Lo que De Gaulle llamaba grandeza y Macron sangre fría quizá no sea otra cosa más que la elegancia de la negación. Para este pueblo, no tocarse la cara con las manos es más difícil que renunciar a la imagen que tiene de sí mismo. "Francia, tal y como es, entre los demás países, tal y como son, bajo pena de un peligro de muerte, debe mantenerse erguida y apuntar alto", escribía De Gaulle, héroe de la Resistencia y primer presidente de la V República, cuya biopic empapela todavía los pasillos del metro. ¿Debía Francia, como Notre Dame frente al fuego, permanecer imperturbable mientras se la devoraba el virus? Esa noche me fui a dormir pensando que el genio de la patria, en tiempos de COVID 19, quizá fuera su propia perdición.
A la mañana siguiente, para mi gran sorpresa, amanecí en China. O eso me pareció cuando abrí el teléfono y vi un SMS del gobierno que decía: "ALERTA COVID 19: EL PRESIDENTE DE LA REPÚBLICA ANUNCIA QUE…" "¿Recibiste el mensaje?", le escribí a una amiga. "Big Brother is watching you", me respondió. De ahora en más, nadie podía salir de su casa a menos que estuviera munido de un permiso especial. ¿Pero dónde conseguirlo? No lo sabíamos aún. Había que esperar instrucciones. El hashtag dominante en Twitter ahora era: "Quédese en su casa. Salve vidas".
Había hecho falta declarar "la guerra sanitaria" e inventar un decreto para controlar la desobediencia civil. A imagen y semejanza de su administración pública, el Estado puso en marcha un sistema de papeletas que es menester imprimir o copiar a mano y firmar. Salir sin documentos y sin declaración jurada puede costar caro: la multa de base es de 135 euros, pero por motivos desconocidos que solo ellos sabrán graduar y distinguir con la sutileza cartesiana de su lengua, puede subir hasta 375 euros. Las calles no están desiertas, pero los pocos transeúntes que hay llevan todos su permiso. La policía, enguantada en látex turquesa, vigila puentes y esquinas.
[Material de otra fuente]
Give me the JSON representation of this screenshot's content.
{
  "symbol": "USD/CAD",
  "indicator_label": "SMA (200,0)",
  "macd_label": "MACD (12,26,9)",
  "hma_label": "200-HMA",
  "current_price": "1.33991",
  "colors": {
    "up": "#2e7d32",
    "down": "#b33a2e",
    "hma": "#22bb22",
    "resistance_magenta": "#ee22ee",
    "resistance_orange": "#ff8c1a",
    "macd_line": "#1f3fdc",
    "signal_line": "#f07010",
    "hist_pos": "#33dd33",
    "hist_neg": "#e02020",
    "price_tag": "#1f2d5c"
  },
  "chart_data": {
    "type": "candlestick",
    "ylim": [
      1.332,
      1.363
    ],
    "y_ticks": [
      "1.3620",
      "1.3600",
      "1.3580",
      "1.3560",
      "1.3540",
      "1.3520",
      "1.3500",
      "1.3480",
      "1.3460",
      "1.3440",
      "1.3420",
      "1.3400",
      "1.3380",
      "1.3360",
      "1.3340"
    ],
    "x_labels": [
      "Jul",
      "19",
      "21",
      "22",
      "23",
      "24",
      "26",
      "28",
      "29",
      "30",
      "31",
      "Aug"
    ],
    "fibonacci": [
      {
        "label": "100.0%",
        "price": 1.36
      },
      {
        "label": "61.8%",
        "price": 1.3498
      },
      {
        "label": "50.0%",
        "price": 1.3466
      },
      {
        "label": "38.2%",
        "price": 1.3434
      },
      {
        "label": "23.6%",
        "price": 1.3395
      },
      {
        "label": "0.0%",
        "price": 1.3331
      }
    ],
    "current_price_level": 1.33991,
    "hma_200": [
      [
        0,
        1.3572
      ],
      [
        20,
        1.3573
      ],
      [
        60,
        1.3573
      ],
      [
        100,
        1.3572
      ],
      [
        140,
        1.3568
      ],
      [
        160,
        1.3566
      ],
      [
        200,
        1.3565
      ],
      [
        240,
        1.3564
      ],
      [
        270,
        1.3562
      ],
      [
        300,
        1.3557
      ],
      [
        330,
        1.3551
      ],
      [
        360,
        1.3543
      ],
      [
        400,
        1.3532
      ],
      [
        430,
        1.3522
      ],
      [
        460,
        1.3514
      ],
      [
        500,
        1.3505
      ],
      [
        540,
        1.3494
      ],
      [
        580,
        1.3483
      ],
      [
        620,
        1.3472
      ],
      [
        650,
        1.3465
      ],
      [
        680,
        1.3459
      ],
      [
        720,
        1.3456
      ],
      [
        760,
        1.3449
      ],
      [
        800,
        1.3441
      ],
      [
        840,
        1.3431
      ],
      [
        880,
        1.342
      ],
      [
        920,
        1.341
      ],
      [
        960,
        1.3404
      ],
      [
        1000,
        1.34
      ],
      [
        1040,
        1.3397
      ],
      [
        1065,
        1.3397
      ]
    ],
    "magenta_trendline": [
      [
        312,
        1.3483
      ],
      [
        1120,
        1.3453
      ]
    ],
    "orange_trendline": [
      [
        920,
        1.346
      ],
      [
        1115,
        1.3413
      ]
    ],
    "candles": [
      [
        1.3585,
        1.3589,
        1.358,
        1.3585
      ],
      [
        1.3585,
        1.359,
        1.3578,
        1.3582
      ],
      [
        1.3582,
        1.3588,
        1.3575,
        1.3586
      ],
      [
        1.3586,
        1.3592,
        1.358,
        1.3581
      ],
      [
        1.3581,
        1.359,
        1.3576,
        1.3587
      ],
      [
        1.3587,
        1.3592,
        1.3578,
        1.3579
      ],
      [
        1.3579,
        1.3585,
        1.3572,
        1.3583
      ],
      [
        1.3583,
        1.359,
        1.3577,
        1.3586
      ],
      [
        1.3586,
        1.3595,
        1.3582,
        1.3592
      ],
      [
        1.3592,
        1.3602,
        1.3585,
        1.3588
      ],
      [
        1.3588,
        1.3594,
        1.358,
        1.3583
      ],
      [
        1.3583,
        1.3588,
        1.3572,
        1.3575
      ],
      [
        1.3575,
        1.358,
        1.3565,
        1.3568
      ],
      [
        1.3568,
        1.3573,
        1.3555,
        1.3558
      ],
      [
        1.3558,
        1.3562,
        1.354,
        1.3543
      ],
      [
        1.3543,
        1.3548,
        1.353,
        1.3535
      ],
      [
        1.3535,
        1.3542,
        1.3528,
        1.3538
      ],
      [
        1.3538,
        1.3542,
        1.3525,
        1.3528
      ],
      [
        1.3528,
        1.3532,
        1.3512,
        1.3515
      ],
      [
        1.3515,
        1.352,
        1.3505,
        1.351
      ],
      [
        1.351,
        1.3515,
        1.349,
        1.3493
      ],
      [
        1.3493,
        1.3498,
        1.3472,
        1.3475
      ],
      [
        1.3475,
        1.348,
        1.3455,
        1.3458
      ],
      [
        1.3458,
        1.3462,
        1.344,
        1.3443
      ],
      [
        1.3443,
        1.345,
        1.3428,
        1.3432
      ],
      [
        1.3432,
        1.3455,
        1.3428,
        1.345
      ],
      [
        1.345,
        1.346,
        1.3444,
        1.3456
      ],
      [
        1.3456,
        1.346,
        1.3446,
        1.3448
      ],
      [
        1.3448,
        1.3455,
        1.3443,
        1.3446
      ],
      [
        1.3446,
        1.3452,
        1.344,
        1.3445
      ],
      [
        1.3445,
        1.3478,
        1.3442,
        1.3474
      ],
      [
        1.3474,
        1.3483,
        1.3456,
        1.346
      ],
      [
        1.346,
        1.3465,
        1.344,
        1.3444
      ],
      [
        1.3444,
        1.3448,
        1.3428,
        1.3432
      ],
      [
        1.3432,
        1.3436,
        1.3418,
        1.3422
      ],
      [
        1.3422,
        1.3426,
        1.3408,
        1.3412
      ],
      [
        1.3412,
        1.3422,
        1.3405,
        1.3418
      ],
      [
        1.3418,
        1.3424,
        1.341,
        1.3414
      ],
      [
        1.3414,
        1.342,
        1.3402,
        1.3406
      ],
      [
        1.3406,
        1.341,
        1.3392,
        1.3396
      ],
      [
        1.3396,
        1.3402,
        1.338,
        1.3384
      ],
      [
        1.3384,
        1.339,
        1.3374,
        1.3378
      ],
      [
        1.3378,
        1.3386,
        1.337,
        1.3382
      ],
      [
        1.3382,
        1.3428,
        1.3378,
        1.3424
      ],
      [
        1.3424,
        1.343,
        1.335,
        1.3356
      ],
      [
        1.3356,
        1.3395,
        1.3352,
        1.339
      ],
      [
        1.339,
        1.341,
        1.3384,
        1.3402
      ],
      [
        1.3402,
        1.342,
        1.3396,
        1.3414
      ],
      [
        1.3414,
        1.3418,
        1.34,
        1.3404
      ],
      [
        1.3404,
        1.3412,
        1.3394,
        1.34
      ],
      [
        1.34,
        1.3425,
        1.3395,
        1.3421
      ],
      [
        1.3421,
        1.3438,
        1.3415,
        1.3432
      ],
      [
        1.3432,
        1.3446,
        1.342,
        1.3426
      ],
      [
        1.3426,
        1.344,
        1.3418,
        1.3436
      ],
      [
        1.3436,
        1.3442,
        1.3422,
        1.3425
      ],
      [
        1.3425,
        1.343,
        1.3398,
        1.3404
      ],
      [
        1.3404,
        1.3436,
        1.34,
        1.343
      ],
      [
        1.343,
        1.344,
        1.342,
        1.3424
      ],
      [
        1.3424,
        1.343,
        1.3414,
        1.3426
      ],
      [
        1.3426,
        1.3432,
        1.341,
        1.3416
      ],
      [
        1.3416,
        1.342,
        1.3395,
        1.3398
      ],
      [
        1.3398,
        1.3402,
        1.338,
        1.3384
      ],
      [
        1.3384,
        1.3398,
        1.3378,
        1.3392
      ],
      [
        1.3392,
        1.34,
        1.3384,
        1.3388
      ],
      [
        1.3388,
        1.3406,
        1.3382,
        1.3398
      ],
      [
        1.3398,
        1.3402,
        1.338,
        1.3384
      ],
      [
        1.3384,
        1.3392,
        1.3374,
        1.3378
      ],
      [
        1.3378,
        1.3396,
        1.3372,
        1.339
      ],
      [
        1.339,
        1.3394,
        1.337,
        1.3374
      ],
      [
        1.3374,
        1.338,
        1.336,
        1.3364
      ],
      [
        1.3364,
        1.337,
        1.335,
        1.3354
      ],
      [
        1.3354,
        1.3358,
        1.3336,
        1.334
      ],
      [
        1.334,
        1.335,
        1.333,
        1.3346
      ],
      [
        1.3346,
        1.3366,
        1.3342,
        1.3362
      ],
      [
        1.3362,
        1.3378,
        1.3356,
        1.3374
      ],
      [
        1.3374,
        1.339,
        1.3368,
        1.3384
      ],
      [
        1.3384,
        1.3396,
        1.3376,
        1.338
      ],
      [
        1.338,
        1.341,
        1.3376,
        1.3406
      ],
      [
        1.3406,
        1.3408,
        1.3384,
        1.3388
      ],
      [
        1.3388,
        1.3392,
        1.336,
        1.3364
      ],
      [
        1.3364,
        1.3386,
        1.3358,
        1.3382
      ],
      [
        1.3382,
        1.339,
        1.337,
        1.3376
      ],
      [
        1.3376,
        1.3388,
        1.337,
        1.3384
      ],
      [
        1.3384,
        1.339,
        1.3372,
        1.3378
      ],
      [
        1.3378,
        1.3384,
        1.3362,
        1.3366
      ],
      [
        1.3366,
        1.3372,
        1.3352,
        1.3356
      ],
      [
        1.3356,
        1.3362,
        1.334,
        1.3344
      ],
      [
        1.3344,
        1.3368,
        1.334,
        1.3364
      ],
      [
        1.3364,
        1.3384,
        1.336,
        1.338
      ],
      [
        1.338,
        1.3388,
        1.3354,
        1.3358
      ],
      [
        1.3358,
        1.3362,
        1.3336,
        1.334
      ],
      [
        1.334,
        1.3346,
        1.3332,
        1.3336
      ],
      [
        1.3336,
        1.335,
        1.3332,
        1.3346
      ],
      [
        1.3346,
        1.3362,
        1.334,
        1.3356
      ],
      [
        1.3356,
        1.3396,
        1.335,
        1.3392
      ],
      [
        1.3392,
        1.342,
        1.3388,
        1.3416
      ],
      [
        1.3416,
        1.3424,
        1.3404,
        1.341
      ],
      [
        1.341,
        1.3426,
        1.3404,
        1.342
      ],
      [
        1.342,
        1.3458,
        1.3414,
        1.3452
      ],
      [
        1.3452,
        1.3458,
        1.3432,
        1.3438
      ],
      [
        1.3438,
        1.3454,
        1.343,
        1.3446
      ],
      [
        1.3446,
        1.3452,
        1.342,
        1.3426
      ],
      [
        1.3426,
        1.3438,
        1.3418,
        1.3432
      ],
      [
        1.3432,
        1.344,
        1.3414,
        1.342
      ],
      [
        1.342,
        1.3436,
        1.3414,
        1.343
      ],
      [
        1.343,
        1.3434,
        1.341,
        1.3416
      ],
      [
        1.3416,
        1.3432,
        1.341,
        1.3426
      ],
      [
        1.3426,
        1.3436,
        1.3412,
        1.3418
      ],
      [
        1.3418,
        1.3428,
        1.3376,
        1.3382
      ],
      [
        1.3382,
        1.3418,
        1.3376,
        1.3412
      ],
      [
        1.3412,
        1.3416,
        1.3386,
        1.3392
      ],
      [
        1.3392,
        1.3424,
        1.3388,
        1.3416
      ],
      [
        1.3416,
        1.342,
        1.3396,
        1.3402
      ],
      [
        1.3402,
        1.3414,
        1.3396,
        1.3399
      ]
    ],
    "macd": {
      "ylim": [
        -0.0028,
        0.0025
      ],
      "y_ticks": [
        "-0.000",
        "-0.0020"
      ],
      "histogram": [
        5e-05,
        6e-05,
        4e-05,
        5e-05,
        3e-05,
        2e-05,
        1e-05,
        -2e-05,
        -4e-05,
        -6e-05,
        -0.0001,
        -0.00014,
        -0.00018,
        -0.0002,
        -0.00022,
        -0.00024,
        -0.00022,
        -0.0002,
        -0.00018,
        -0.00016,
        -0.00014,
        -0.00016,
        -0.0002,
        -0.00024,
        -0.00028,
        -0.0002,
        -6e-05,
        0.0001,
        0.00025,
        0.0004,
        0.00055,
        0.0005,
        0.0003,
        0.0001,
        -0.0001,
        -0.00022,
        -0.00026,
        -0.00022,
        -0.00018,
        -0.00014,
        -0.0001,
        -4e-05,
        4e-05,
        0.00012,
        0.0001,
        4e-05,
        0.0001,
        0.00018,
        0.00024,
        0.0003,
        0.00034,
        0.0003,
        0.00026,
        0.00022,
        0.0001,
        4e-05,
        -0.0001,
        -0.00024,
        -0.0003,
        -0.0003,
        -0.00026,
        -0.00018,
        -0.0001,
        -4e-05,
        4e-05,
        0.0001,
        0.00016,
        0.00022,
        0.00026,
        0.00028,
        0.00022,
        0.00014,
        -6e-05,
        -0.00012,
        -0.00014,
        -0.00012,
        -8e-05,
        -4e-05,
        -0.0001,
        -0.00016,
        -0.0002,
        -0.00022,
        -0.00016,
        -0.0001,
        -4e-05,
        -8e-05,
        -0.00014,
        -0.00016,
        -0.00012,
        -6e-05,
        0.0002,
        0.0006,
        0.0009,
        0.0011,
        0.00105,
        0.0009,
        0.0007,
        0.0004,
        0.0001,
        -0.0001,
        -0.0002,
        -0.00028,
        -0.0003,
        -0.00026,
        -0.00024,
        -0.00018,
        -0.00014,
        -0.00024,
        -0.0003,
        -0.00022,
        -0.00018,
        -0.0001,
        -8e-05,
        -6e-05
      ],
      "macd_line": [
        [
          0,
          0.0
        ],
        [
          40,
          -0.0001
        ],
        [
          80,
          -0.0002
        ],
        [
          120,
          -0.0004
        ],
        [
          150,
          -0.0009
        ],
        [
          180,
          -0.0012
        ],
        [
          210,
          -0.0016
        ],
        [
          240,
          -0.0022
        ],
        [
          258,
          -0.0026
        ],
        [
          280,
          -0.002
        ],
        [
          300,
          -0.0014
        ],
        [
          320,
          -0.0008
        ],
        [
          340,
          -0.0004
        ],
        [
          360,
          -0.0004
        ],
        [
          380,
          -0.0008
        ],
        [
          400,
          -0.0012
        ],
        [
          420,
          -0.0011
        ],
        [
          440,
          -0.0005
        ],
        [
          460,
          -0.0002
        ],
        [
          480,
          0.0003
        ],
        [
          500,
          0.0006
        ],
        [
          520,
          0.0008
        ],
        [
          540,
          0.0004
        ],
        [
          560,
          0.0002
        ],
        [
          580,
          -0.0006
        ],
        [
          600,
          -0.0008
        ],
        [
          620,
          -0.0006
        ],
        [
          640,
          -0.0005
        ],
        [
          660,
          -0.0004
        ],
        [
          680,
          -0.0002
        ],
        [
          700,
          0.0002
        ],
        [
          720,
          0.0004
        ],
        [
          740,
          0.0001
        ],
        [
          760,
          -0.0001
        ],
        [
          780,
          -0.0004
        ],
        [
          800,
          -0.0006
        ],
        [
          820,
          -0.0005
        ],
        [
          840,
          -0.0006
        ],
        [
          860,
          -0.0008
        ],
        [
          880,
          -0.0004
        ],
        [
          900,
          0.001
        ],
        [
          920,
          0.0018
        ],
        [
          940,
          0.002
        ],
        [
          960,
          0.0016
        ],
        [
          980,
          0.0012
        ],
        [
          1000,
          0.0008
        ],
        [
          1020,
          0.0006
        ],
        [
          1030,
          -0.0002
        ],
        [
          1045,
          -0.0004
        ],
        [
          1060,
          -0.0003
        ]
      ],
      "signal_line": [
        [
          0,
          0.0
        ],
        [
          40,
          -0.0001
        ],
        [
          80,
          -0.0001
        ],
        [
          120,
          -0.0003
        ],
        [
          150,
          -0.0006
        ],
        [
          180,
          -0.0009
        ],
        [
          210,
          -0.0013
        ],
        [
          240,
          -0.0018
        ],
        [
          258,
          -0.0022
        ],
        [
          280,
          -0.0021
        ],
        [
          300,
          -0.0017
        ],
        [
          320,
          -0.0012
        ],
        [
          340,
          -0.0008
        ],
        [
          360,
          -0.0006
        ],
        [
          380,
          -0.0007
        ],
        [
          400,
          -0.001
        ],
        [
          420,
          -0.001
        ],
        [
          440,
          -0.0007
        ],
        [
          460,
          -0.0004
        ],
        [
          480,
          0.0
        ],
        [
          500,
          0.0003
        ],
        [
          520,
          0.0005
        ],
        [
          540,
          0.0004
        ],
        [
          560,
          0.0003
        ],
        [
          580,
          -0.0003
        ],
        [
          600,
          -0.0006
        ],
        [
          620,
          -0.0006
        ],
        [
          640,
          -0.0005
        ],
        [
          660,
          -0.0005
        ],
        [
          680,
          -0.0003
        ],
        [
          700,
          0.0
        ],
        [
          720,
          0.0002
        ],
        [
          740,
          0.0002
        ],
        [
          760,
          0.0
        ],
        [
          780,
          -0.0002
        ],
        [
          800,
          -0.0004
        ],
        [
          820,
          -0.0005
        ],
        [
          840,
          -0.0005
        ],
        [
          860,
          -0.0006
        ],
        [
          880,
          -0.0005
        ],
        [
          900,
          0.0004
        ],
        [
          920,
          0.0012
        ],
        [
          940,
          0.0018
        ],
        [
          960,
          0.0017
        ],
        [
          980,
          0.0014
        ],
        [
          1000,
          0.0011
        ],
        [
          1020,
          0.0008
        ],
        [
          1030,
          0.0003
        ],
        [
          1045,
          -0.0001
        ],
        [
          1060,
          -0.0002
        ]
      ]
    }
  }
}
Cada noche, a las ocho, se escuchan gritos y aplausos. El rayo de la torre hace su ronda por el cielo sin estrellas de París. Los balcones se encienden en todos los edificios clamando bravos y vivas. No es folklore italiano, sino ovación francesa al heroísmo de médicos y enfermeras que pelean por nosotros esta nueva guerra. El pueblo parece haberse acomodado al rol secundario de una audiencia expectante y confinada por ley, hasta nuevo aviso.